Edward M. Brown, M.D.
In earlier papers I described a bargaining process by which psychotherapists and patients enter into certain kinds of relationships and also those illuminating moments when this bargaining process breaks down. Particularly in my last paper I emphasized the variety of motives which bring patients to therapy. This emphasis on variety, however, ought not to obscure what patients have in common. To state it bluntly, I would say that people only become psychotherapy patients when they find their lives unbearable. While this may sound like a strong or even a melodramatic statement to those who view psychotherapy as merely an anodyne for the worried well, it is just as likely to be viewed as a truism by experienced therapists. Both of these views unfortunately prevent the implications of this statement from being fully explored. Patients do not consult psychiatrists or other mental health workers workers for check-ups or because they fear that some pain or lump might signify a mortal illness. Patients consult us because they find themselves hopelessly stuck in circumstances which deny them simple human pleasures or drain away their self confidence, or because they find that their own efforts to make a bearable life for themselves have broken down. We may analyze their distress into its component parts or symptoms, and we may interpret that distress in terms of specific conflicts, but people experience their lives as a whole and it is only when this whole life becomes unbearable that they are willing, in the memorable words of one patient, to "turn themselves in."

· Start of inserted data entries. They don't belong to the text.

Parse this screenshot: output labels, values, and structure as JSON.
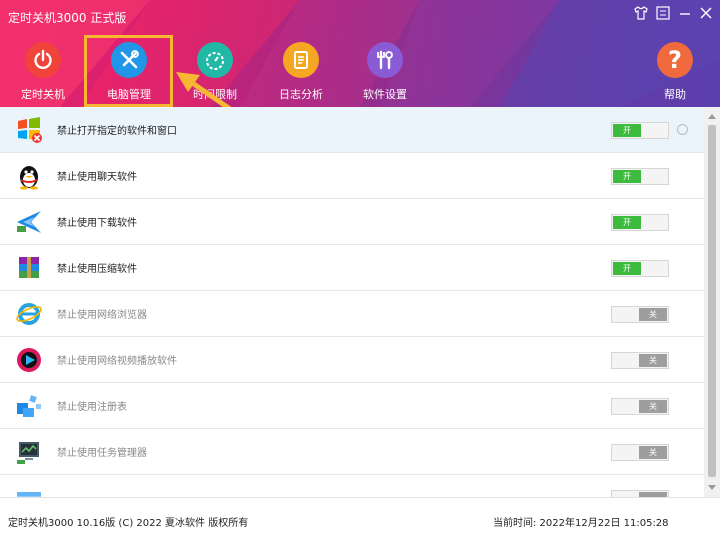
{
  "app": {
    "title": "定时关机3000 正式版"
  },
  "window_controls": [
    {
      "name": "skin-icon",
      "glyph": "👕"
    },
    {
      "name": "menu-icon",
      "glyph": "☰"
    },
    {
      "name": "minimize-icon",
      "glyph": "—"
    },
    {
      "name": "close-icon",
      "glyph": "✕"
    }
  ],
  "toolbar": {
    "items": [
      {
        "label": "定时关机",
        "icon": "power-icon",
        "color": "#f0433a"
      },
      {
        "label": "电脑管理",
        "icon": "tools-icon",
        "color": "#2196e8"
      },
      {
        "label": "时间限制",
        "icon": "timer-icon",
        "color": "#22b8a6"
      },
      {
        "label": "日志分析",
        "icon": "log-icon",
        "color": "#f5a623"
      },
      {
        "label": "软件设置",
        "icon": "settings-icon",
        "color": "#8b5bd6"
      },
      {
        "label": "帮助",
        "icon": "help-icon",
        "color": "#f06a3e"
      }
    ],
    "active_index": 1,
    "highlight_color": "#f7b733"
  },
  "list": {
    "rows": [
      {
        "text": "禁止打开指定的软件和窗口",
        "state_label": "开",
        "enabled": true,
        "icon": "windows-icon"
      },
      {
        "text": "禁止使用聊天软件",
        "state_label": "开",
        "enabled": true,
        "icon": "qq-penguin-icon"
      },
      {
        "text": "禁止使用下载软件",
        "state_label": "开",
        "enabled": true,
        "icon": "download-bird-icon"
      },
      {
        "text": "禁止使用压缩软件",
        "state_label": "开",
        "enabled": true,
        "icon": "archive-books-icon"
      },
      {
        "text": "禁止使用网络浏览器",
        "state_label": "关",
        "enabled": false,
        "icon": "ie-browser-icon"
      },
      {
        "text": "禁止使用网络视频播放软件",
        "state_label": "关",
        "enabled": false,
        "icon": "video-player-icon"
      },
      {
        "text": "禁止使用注册表",
        "state_label": "关",
        "enabled": false,
        "icon": "registry-cubes-icon"
      },
      {
        "text": "禁止使用任务管理器",
        "state_label": "关",
        "enabled": false,
        "icon": "task-manager-icon"
      },
      {
        "text": "",
        "state_label": "",
        "enabled": false,
        "icon": "control-panel-icon"
      }
    ]
  },
  "footer": {
    "copyright": "定时关机3000 10.16版 (C) 2022  夏冰软件 版权所有",
    "time": "当前时间:  2022年12月22日 11:05:28"
  },
  "colors": {
    "on": "#3dbb3d",
    "off": "#9e9e9e"
  }
}
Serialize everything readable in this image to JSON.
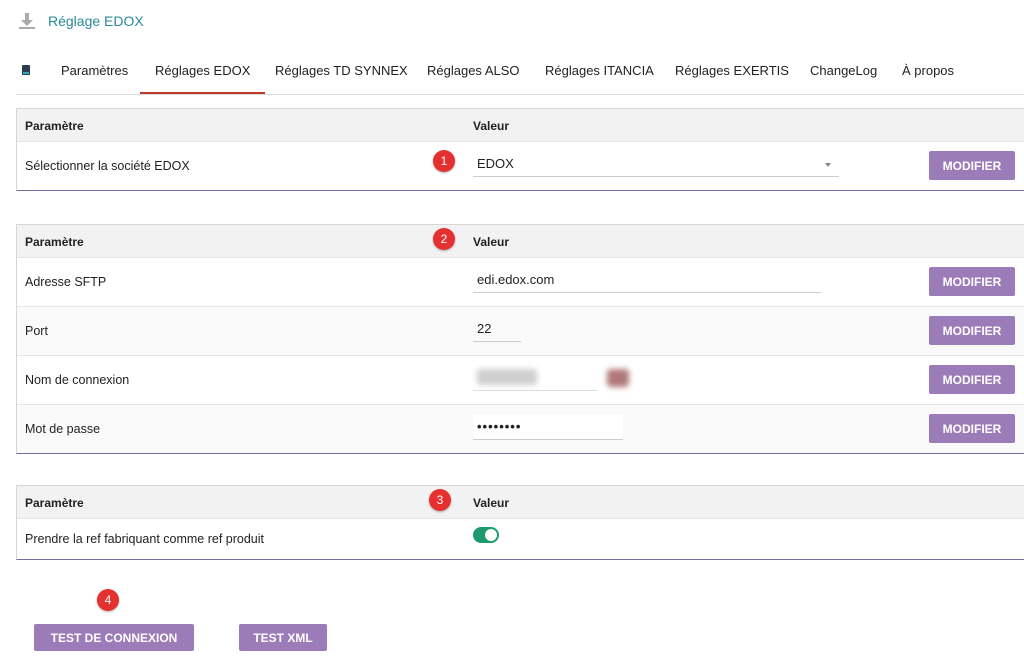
{
  "page": {
    "title": "Réglage EDOX"
  },
  "tabs": [
    {
      "label": "Paramètres"
    },
    {
      "label": "Réglages EDOX"
    },
    {
      "label": "Réglages TD SYNNEX"
    },
    {
      "label": "Réglages ALSO"
    },
    {
      "label": "Réglages ITANCIA"
    },
    {
      "label": "Réglages EXERTIS"
    },
    {
      "label": "ChangeLog"
    },
    {
      "label": "À propos"
    }
  ],
  "active_tab": "Réglages EDOX",
  "headers": {
    "param": "Paramètre",
    "value": "Valeur"
  },
  "panel1": {
    "rows": [
      {
        "label": "Sélectionner la société EDOX",
        "value": "EDOX",
        "button": "MODIFIER"
      }
    ]
  },
  "panel2": {
    "rows": [
      {
        "label": "Adresse SFTP",
        "value": "edi.edox.com",
        "button": "MODIFIER"
      },
      {
        "label": "Port",
        "value": "22",
        "button": "MODIFIER"
      },
      {
        "label": "Nom de connexion",
        "value": "",
        "button": "MODIFIER"
      },
      {
        "label": "Mot de passe",
        "value": "••••••••",
        "button": "MODIFIER"
      }
    ]
  },
  "panel3": {
    "rows": [
      {
        "label": "Prendre la ref fabriquant comme ref produit",
        "toggle_on": true
      }
    ]
  },
  "badges": [
    "1",
    "2",
    "3",
    "4"
  ],
  "buttons": {
    "test_connexion": "TEST DE CONNEXION",
    "test_xml": "TEST XML"
  },
  "colors": {
    "accent": "#9b7bb8",
    "active_tab": "#c0392b",
    "toggle": "#1e9b6c",
    "badge": "#e53030",
    "title": "#2a8a9a"
  },
  "icons": {
    "title": "download-icon",
    "tab_first": "book-icon",
    "select": "chevron-down-icon"
  }
}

This is not mere rhetoric as the skeptics will suggest. In our culture people may have come to view their bodies with sufficient dispassion to consider turning themselves over to an internist or a surgeon to fix this organ or that. Patients consult psychiatrists about those details of their lives which are still imbued with great passion and which they still take great pride in controlling. The fact that some people may consult priests about these same concerns may be a source of embarrassment to those psychiatrists who would like to wrap themselves in the mantle of science, but our priestly role is no less real because our beliefs are stated in naturalistic terms. What is important, however, is not whether or not we are secular priests but the fact that people turn to us, like they turn to priests, with passionate concerns about their whole lives, The fact that we are not priests functioning within a well established church means that people do not turn to us routinely to confess well defined sins, but only when their whole lives come to feel unbearable.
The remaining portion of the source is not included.